Secondly, social media is about two things - social and media.

You handled the social part pretty well. If you'll have your bot contact my bot, I'll have my bot explain the media part to your bot and then both our bots will have a clue. ;-)

I thought it was just me @blockurator, but "assflakes" got me too!!

It just sounds funny. :-)

Well said @denmarkguy! I completely agree ... with all of it :) Bots and automation take the social out of social media of any kind.

I absolutely love love love your personalized approach to your e-Bay customers too! The fact that they know and feel that you care enough to know something personal about them, certainly lends to the amount of trust they put in you, so of course, they're willing and eager to buy from you too. It's all about people, trust, and connections ... something that goes a long way in life, but unfortunately, something that many have forgotten.

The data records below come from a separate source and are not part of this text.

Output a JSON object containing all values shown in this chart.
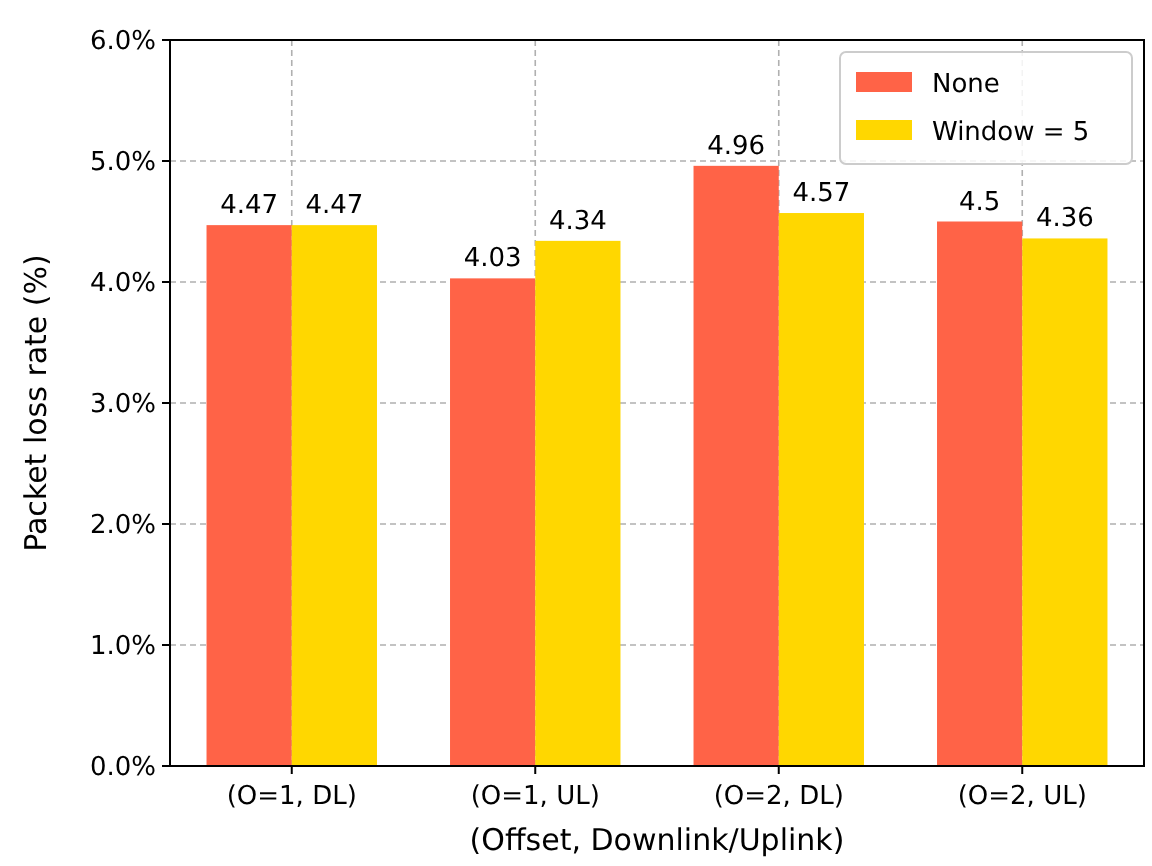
{
  "chart_data": {
    "type": "bar",
    "xlabel": "(Offset, Downlink/Uplink)",
    "ylabel": "Packet loss rate (%)",
    "categories": [
      "(O=1, DL)",
      "(O=1, UL)",
      "(O=2, DL)",
      "(O=2, UL)"
    ],
    "series": [
      {
        "name": "None",
        "color": "#ff6347",
        "values": [
          4.47,
          4.03,
          4.96,
          4.5
        ]
      },
      {
        "name": "Window = 5",
        "color": "#ffd700",
        "values": [
          4.47,
          4.34,
          4.57,
          4.36
        ]
      }
    ],
    "ylim": [
      0,
      6
    ],
    "yticks": [
      {
        "value": 0,
        "label": "0.0%"
      },
      {
        "value": 1,
        "label": "1.0%"
      },
      {
        "value": 2,
        "label": "2.0%"
      },
      {
        "value": 3,
        "label": "3.0%"
      },
      {
        "value": 4,
        "label": "4.0%"
      },
      {
        "value": 5,
        "label": "5.0%"
      },
      {
        "value": 6,
        "label": "6.0%"
      }
    ],
    "data_labels": true,
    "grid": true,
    "legend": "top right"
  }
}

And lastly, assflakes! I've heard of asshats, assholes, ass...a bunch of other things...but never assflakes :) Love it! Thank you for adding to my vocabulary haha

Yeah, I liked the personalized eBay approach too. It certainly works, but it's time consuming, which is why lazy people look for automated ways of doing things.

Unfortunately, so true.

Sometimes it can get overwhelming to engage, engage, engage... but I rather work on that even if it s a little bit late (like now ;D) then to send out something that doesn't really mean anything.
Now that you mention it, it's true. There are more comments on my posts these days...
Wow on the personal emails you send out to your 600 eBay clients....
that's very commendable
Thank you for sharing these thoughts

Well said, interaction is the key on any social media but I have pruned mine down to one, steemit.